Le Stress Oxydatif et les Solutions Antioxydantes
Les radicaux libres constituent un problème sérieux dans les premières étapes du processus de reproduction. Les RLO sont produits physiologiquement de façon continue aussi bien dans les gamètes et l’embryon.
Les mécanismes de défense contre le stress oxydatif sont multiples. Il s’agit d’enzymes antioxydants intracellulaires telles que la SOD, la catalase et la GPX, mais aussi de nombreux composés antioxydants de petits poids moléculaires, passant plus ou moins bien les membranes cellulaires, tels que le glutathion, l’hypotaurine, les vitamines E, C et A, le pyruvate etc.

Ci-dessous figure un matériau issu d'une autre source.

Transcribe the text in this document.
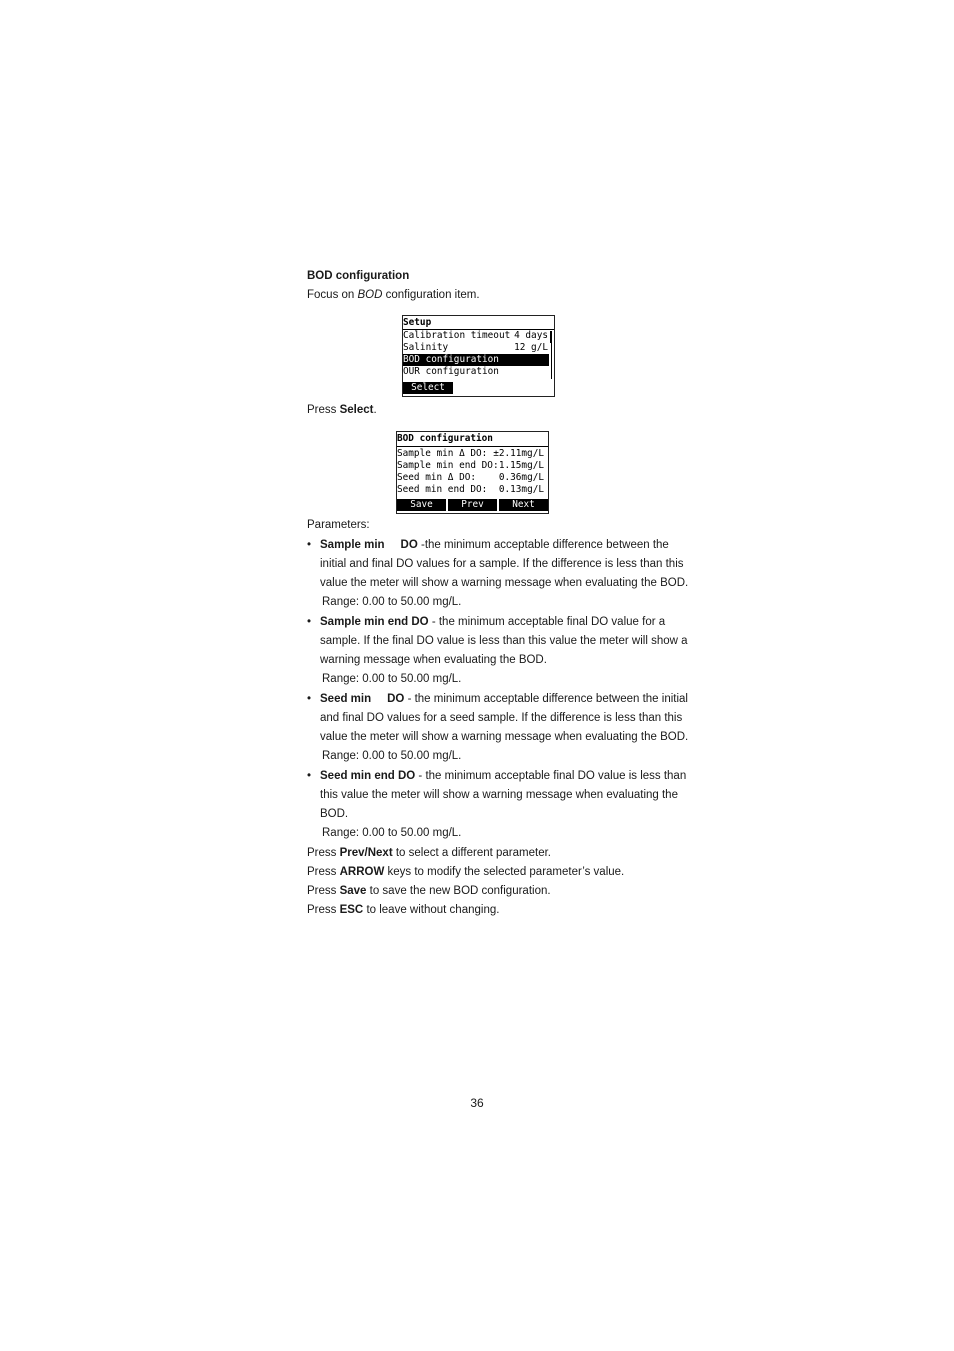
BOD configuration
Focus on BOD configuration item.
Press Select.
Parameters:
• Sample min DO -the minimum acceptable difference between the
initial and final DO values for a sample. If the difference is less than this
value the meter will show a warning message when evaluating the BOD.
Range: 0.00 to 50.00 mg/L.
• Sample min end DO - the minimum acceptable final DO value for a
sample. If the final DO value is less than this value the meter will show a
warning message when evaluating the BOD.
Range: 0.00 to 50.00 mg/L.
• Seed min DO - the minimum acceptable difference between the initial
and final DO values for a seed sample. If the difference is less than this
value the meter will show a warning message when evaluating the BOD.
Range: 0.00 to 50.00 mg/L.
• Seed min end DO - the minimum acceptable final DO value is less than
this value the meter will show a warning message when evaluating the
BOD.
Range: 0.00 to 50.00 mg/L.
Press Prev/Next to select a different parameter.
Press ARROW keys to modify the selected parameter’s value.
Press Save to save the new BOD configuration.
Press ESC to leave without changing.
Setup
Calibration timeout 4 days
Salinity	12 g/L
BOD configuration
OUR configuration
Select
BOD configuration
Sample min Δ DO: ±2.11mg/L
Sample min end DO: 1.15mg/L
Seed min Δ DO: 0.36mg/L
Seed min end DO: 0.13mg/L
Save	Prev	Next
36
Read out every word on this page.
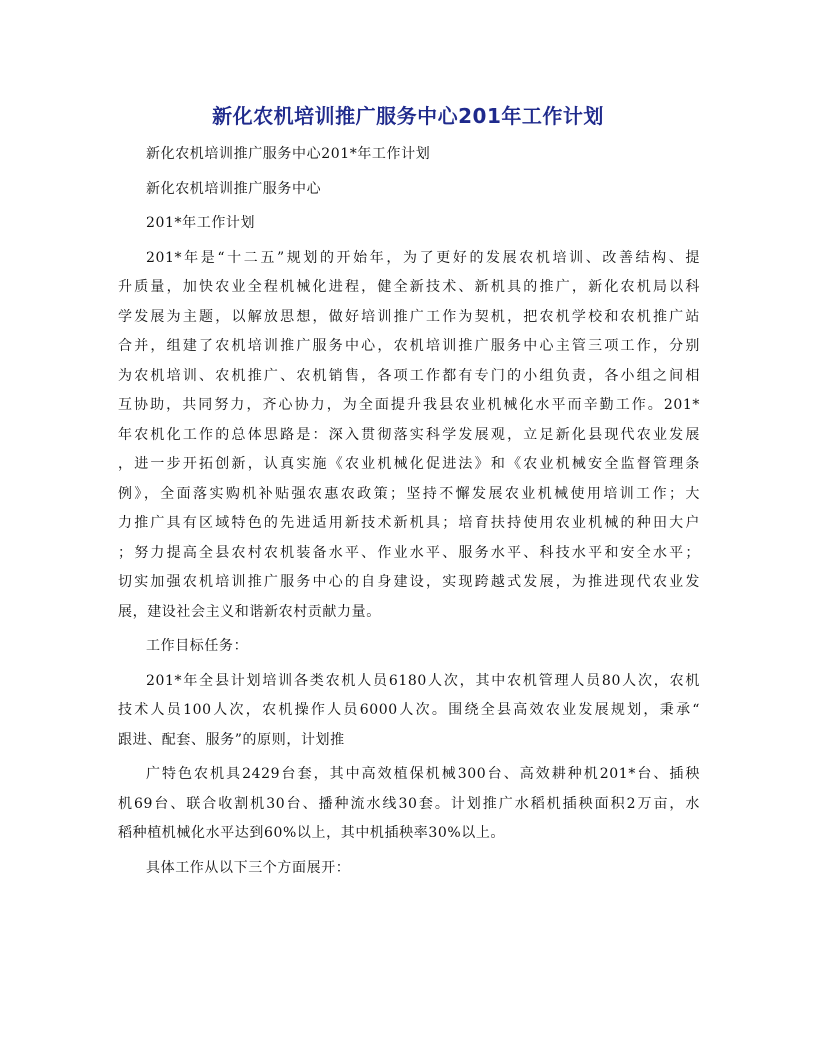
新化农机培训推广服务中心201年工作计划
新化农机培训推广服务中心201*年工作计划
新化农机培训推广服务中心
201*年工作计划
201*年是“十二五”规划的开始年，为了更好的发展农机培训、改善结构、提
升质量，加快农业全程机械化进程，健全新技术、新机具的推广，新化农机局以科
学发展为主题，以解放思想，做好培训推广工作为契机，把农机学校和农机推广站
合并，组建了农机培训推广服务中心，农机培训推广服务中心主管三项工作，分别
为农机培训、农机推广、农机销售，各项工作都有专门的小组负责，各小组之间相
互协助，共同努力，齐心协力，为全面提升我县农业机械化水平而辛勤工作。201*
年农机化工作的总体思路是：深入贯彻落实科学发展观，立足新化县现代农业发展
，进一步开拓创新，认真实施《农业机械化促进法》和《农业机械安全监督管理条
例》，全面落实购机补贴强农惠农政策；坚持不懈发展农业机械使用培训工作；大
力推广具有区域特色的先进适用新技术新机具；培育扶持使用农业机械的种田大户
；努力提高全县农村农机装备水平、作业水平、服务水平、科技水平和安全水平；
切实加强农机培训推广服务中心的自身建设，实现跨越式发展，为推进现代农业发
展，建设社会主义和谐新农村贡献力量。
工作目标任务：
201*年全县计划培训各类农机人员6180人次，其中农机管理人员80人次，农机
技术人员100人次，农机操作人员6000人次。围绕全县高效农业发展规划，秉承“
跟进、配套、服务”的原则，计划推
广特色农机具2429台套，其中高效植保机械300台、高效耕种机201*台、插秧
机69台、联合收割机30台、播种流水线30套。计划推广水稻机插秧面积2万亩，水
稻种植机械化水平达到60%以上，其中机插秧率30%以上。
具体工作从以下三个方面展开：
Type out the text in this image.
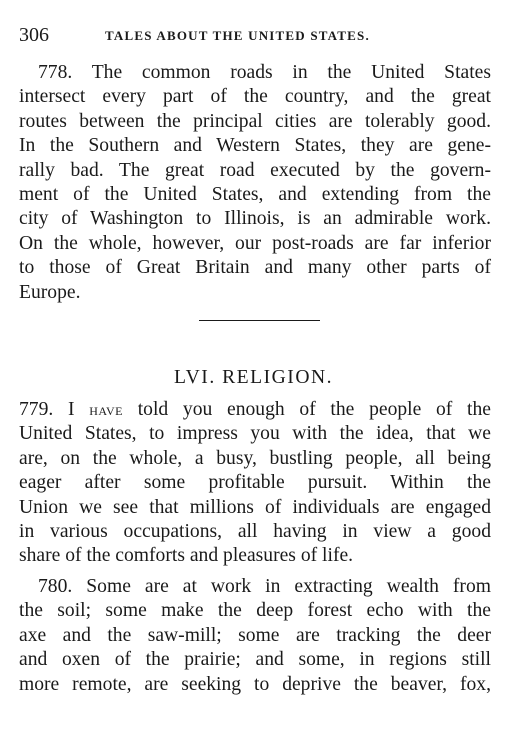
306	TALES ABOUT THE UNITED STATES.
778. The common roads in the United States
intersect every part of the country, and the great
routes between the principal cities are tolerably good.
In the Southern and Western States, they are gene-
rally bad. The great road executed by the govern-
ment of the United States, and extending from the
city of Washington to Illinois, is an admirable work.
On the whole, however, our post-roads are far inferior
to those of Great Britain and many other parts of
Europe.
LVI. RELIGION.
779. I have told you enough of the people of the
United States, to impress you with the idea, that we
are, on the whole, a busy, bustling people, all being
eager after some profitable pursuit. Within the
Union we see that millions of individuals are engaged
in various occupations, all having in view a good
share of the comforts and pleasures of life.
780. Some are at work in extracting wealth from
the soil; some make the deep forest echo with the
axe and the saw-mill; some are tracking the deer
and oxen of the prairie; and some, in regions still
more remote, are seeking to deprive the beaver, fox,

En plus de ces mécanismes défensifs les embryons disposent de mécanismes de réparation des lésions oxydatives de l’ADN.
Fragmentation de l’ADN Spermatique
La fragmentation de l’ADN spermatique représente un indicateur clé de la qualité des gamètes, indépendant des paramètres classiques du spermogramme. Liée au stress oxydatif ou à des défauts de maturation, elle influence directement les chances de conception et le développement embryonnaire. Ce test vise à évaluer l’intégrité du matériel génétique transporté par les spermatozoïdes, un paramètre distinct des mesures classiques du spermogramme (nombre, mobilité, vitalité).